Farage is wrong about the two-child benefit cap. We must keep it
Spiralling welfare spending is bankrupting Britain. By the end of the decade it's forecast to reach £378 billion.
We face a reckoning unless we do something radical. But the conversation in Westminster is untethered from reality. Instead of debating how to bring the welfare bill down, and move hundreds of thousands of people off welfare into the dignity of work, the question is whether we should add to that bill by scrapping the two-child benefits cap.
Until now Starmer has upheld it. Morgan McSweeney – the advisor who directs the Prime Minister's every move – has told him that it's too unpopular to do away with. But with his hard Left backbenchers turning on him, the puppet Prime Minister has cut his strings and looks set to scrap the cap.
Let's be clear what we're talking about here. The two-child benefit cap doesn't refer to child benefit. That benefit is available to all parents for all their children. It refers to those on universal credit. They received thousands of pounds on top of their child benefit for their first two children. The cap stops them receiving even more for their third, fourth and fifth child and so on. Why? Because allowing families to have children that they can't afford while prudent savers who do the right thing are forced to wait wasn't right.
The two-child benefits cap is in place as a matter of fairness. I certainly thought carefully about the financial implications of having children – as do the vast majority. It is about personal responsibility; of living within your means so not to impose unnecessary burdens on others.
Before the cap was introduced in 2017 there were scores of workless families with ten or more children living on state benefits worth more than £60,000 a year, much more money than they could hope to earn if they entered the job market. They would need to earn £93,000 to be left with the same amount of money after tax.
And on top of that, they were entitled to be housed at the taxpayer's expense in ever-larger properties as their number of children increased. It was a trap for welfare dependency.
The decision to scrap it would cost an estimated £3.5 billion a year, and would likely rise each year as workless families choose to benefit from it. As Kemi Badenoch rightly pointed out, it is a handout that will disproportionately benefit larger migrant families who could have lived here for as little as five years.
So why is Farage backing this mad policy? Has a joint found its way into his usual pack of Marlborough Golds? Has he cooked this up after one too many pints at his local? This is without doubt Farage's biggest mistake.

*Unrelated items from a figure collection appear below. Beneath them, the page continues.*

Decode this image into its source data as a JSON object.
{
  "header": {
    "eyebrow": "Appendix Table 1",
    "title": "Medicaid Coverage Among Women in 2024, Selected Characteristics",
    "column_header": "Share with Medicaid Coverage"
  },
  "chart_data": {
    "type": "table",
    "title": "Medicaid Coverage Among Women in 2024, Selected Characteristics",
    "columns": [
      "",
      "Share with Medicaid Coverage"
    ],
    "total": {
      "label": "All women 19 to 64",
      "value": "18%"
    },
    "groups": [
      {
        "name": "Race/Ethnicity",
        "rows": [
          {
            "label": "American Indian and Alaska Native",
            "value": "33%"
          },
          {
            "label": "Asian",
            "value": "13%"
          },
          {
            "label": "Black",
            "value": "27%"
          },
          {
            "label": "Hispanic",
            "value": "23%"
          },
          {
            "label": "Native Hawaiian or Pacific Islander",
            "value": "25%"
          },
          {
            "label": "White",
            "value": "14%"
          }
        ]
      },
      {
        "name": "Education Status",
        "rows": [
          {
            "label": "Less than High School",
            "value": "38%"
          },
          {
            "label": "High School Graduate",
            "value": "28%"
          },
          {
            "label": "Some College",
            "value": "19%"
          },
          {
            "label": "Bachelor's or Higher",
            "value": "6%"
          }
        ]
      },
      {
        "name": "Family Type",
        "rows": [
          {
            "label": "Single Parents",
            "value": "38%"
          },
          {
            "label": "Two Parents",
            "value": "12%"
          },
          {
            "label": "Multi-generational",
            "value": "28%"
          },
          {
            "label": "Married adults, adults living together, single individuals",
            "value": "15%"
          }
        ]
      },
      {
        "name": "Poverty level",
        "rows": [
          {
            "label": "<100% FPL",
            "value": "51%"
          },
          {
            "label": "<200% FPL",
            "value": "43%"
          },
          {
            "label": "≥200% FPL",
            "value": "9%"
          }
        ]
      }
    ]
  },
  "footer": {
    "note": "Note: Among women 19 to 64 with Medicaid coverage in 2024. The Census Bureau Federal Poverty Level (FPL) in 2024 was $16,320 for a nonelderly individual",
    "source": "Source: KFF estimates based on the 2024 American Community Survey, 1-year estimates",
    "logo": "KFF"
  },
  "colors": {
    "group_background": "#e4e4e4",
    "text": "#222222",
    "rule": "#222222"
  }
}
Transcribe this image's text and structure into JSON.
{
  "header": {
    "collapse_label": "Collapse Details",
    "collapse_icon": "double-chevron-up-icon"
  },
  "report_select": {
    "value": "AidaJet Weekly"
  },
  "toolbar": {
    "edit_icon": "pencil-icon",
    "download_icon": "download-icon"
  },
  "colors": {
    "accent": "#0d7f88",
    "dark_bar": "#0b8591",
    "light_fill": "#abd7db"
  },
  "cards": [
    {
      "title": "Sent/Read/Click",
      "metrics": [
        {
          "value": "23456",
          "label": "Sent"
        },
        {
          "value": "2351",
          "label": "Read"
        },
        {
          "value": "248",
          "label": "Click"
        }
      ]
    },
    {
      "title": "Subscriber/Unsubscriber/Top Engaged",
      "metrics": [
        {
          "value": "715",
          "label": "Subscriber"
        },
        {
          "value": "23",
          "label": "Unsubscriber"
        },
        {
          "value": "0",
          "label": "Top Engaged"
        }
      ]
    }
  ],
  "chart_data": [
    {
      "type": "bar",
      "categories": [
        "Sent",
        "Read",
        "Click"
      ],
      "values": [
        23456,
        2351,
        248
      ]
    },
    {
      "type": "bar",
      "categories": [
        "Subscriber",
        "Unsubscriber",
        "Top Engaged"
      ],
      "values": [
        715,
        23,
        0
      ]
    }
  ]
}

He's diagnosed the illness, but prescribed the wrong cure. We agree that demography is destiny. In the 1970s, there were four working age people to every pensioner. Now, we're fast approaching a ratio of two to one. That's pushed total tax receipts down and forced spending up for the same level of services. Without Brits having more children taxes will continue to rise, debt will explode, and public services will crumble under pressure.
Most of the falling birth rate is explained by more women having no children at all. Scrapping the two-child policy would do nothing to change that, but will shred the fraying social contract between the state and our shrinking middle classes.
The solution is to make families affordable again. Young adults are currently spending more money than ever on housing costs, leaving them with little disposable income to starts a family.
It's why we must densify our cities and radically curtail housing demand from immigration, neither of which Labour are doing. A government serious about pro-family policy would make childcare cheaper and use the tax system to incentivise parenting – but Labour refuse to.
Instead, Labour and Reform are locked in a bidding war to spend more in handouts. We already spend £100 billion annually just to service our debt – more than on healthcare, education or defence. Their dangerous game will eventually come crashing down.